Carissimi, so che state bene perché ci siamo sentiti al telefono. E’ il quinto giorno di ritiro forzato in casa per il Virus Cinese. Lo chiamo con il suo nome perché, con la disinformazione in essere, presto tenteranno di definirlo germanico o padano.
Ho letto da qualche parte “Siamo come ciechi in una stanza che ha cambiato dimensioni e arredo”. Potrebbe essere. Dice un detto lombardo che l’abitudine è una seconda casa. Ci sembra che ciò che prima ci dava sicurezza ci appaia oggi come una trappola. Se riflettiamo, sappiamo che tutte queste affermazioni sono eccessive, ma la percezione è questa. Liberiamoci di queste fisime. Rimaniamo in casa. Bisogna farlo, è giusto farlo, e lo facciamo. Però, guai se perdiamo la nostra libertà di pensiero, il bene più prezioso che padri e nonni ci hanno donato. Di più, lo vogliamo fare senza perdere il sorriso, perché la nostra è una famiglia che sorride.
La nonna ed io ci riguardiamo molto, ci sforziamo di non ammalarci, alla nostra età non possiamo permettercelo. La nonna ha scelto addirittura di non uscire, si dedica ai lavori di casa, la vedo serena. Io faccio l’esploratore per un quarto d’ora al giorno, racconto alla nonna cosa ho visto fuori, in realtà nulla. All’ora in cui esco vedo solo gli addetti al ritiro della spazzatura, mi tranquillizzano: significa che la vita prosegue. Esco solo per comprare i giornali, due fette di torta di verdura e ritiro la cassetta con le verdure della mia amica contadina. Poi subito a casa, doppio lavaggio delle mani. La ricciola è in freezer in bi porzioni, presto F. mi porterà altro pescato. Si vede che c’è un passaggio di ricciole, io comunque del crudo di ricciola non mi stuferò mai. Speriamo che i pescatori vadano in mare e riescano a vendere il loro pesce. Nella nostra follia tecnologico-comunicazionale abbiamo fatto credere ai giovani che il pesce nasca stampato-surgelato in 3 D. A proposito di pesci, un’idea del nonno.
Un libro per Virginia e per Carla Maria. E’ appena uscito in francese, so che padroneggiate la lingua, quindi non avrete nessun problema. Dovrebbero leggerlo tutti quelli della vostra età. Si intitola La civiltà del pesce rosso (Grasset) di Bruno Patino, direttore della Scuola di giornalismo a Sciences Po di Parigi. Come sottotitolo fa “Piccolo trattato sul mercato dell’attenzione”.
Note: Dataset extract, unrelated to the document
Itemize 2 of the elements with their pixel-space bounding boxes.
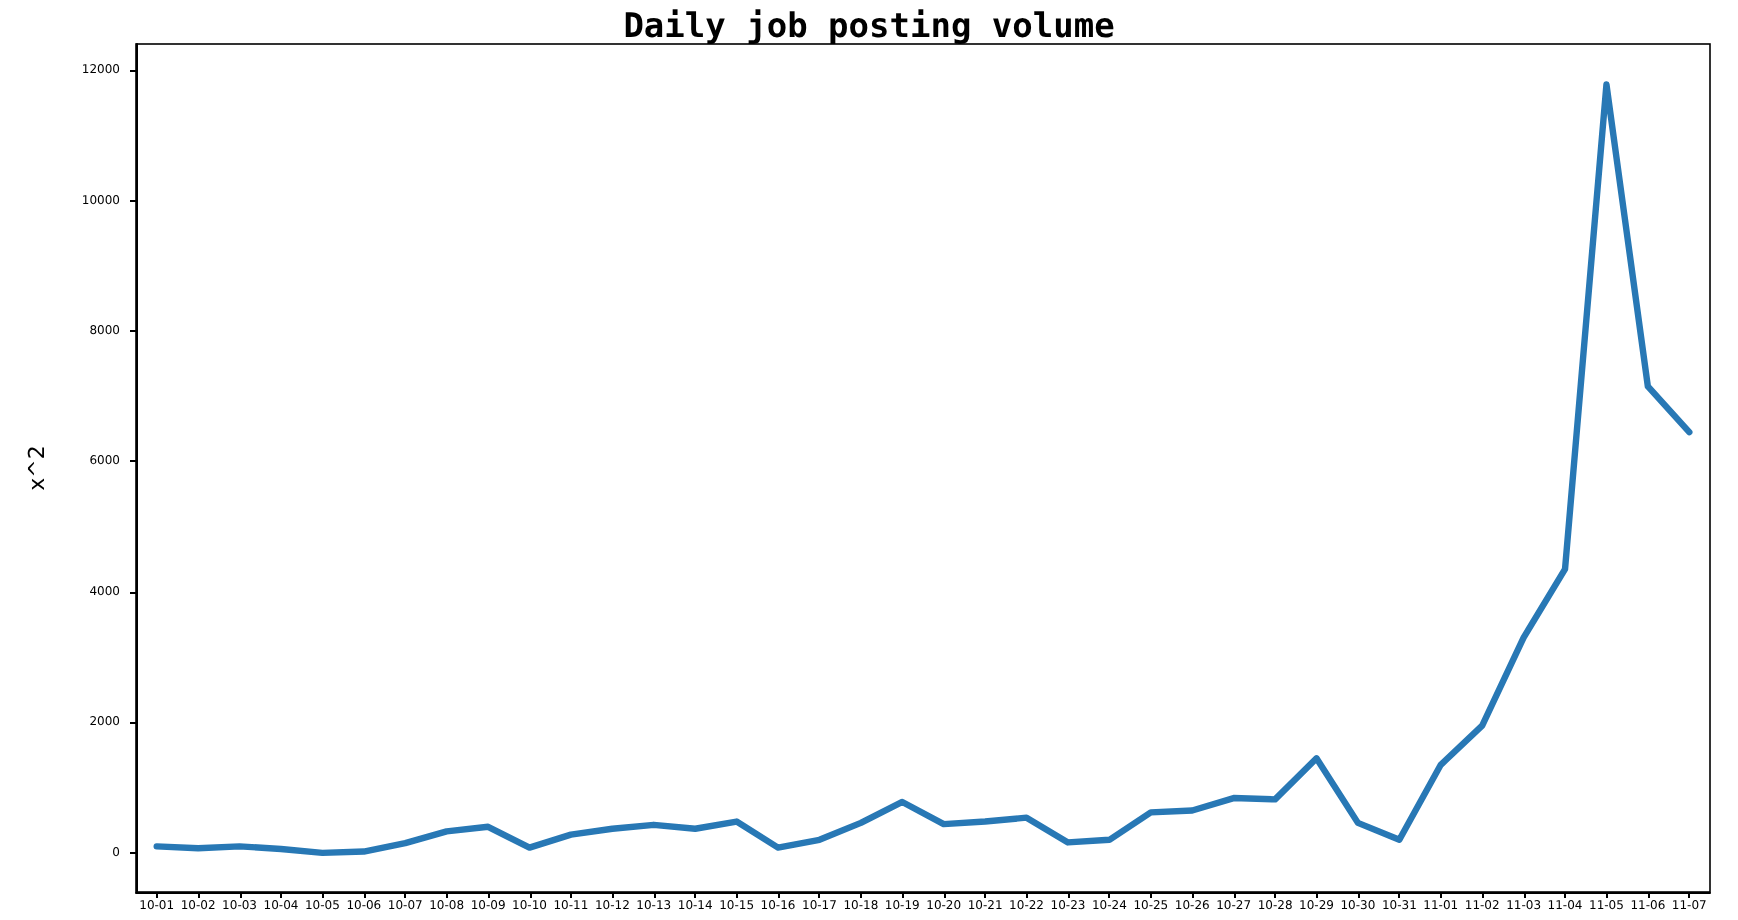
chart-title: Daily job posting volume: [623, 7, 1115, 47]
y-axis-title: x^2: [24, 445, 50, 491]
L’autore dirige anche il canale francese ARTE ed è stato uno dei primi a credere al sogno di un’umanità migliore grazie all’evoluzione digitale. Ora ha scoperto che siamo diventati schiavi del “dio connessione” e che la nostra “attenzione” produce sì ricchezza, ma solo per Google. A noi umani riserva solo patologie più o meno gravi, al punto che i Millennial, la generazione prima della vostra (voi siete tutti Gen. Z, perché nati dopo il 2000), ha un “tempo di attenzione-concentrazione” di 9 (nove) secondi. Un secondo in più dei pesci rossi (sic!). Così abbiamo permesso che Silicon Valley riducesse i nostri giovani.
Il giorno delle lauree (2005) al Kenyon College lo scrittore David F. Wallace raccontò questa storiella. “Due giovani pesciolini incrociano un pesce più grande che va in direzione opposta, questi, distrattamente dice loro “Salve ragazzi, com’è l’acqua?”. I due non capiscono, e proseguono. A un certo punto uno dei due dice all’altro “Ma che cavolo è l’acqua?”
Con questa storiella il grande scrittore coglie un aspetto: le realtà più ovvie non le sappiamo più né vedere, né sentire. Continuando ad abbassare il livello di attenzione-concentrazione si rischia di tornare analfabeti, seppur sempre connessi, arricchendo fantozzianamente Google ma trasformando noi in pesci rossi (manca solo un secondo!)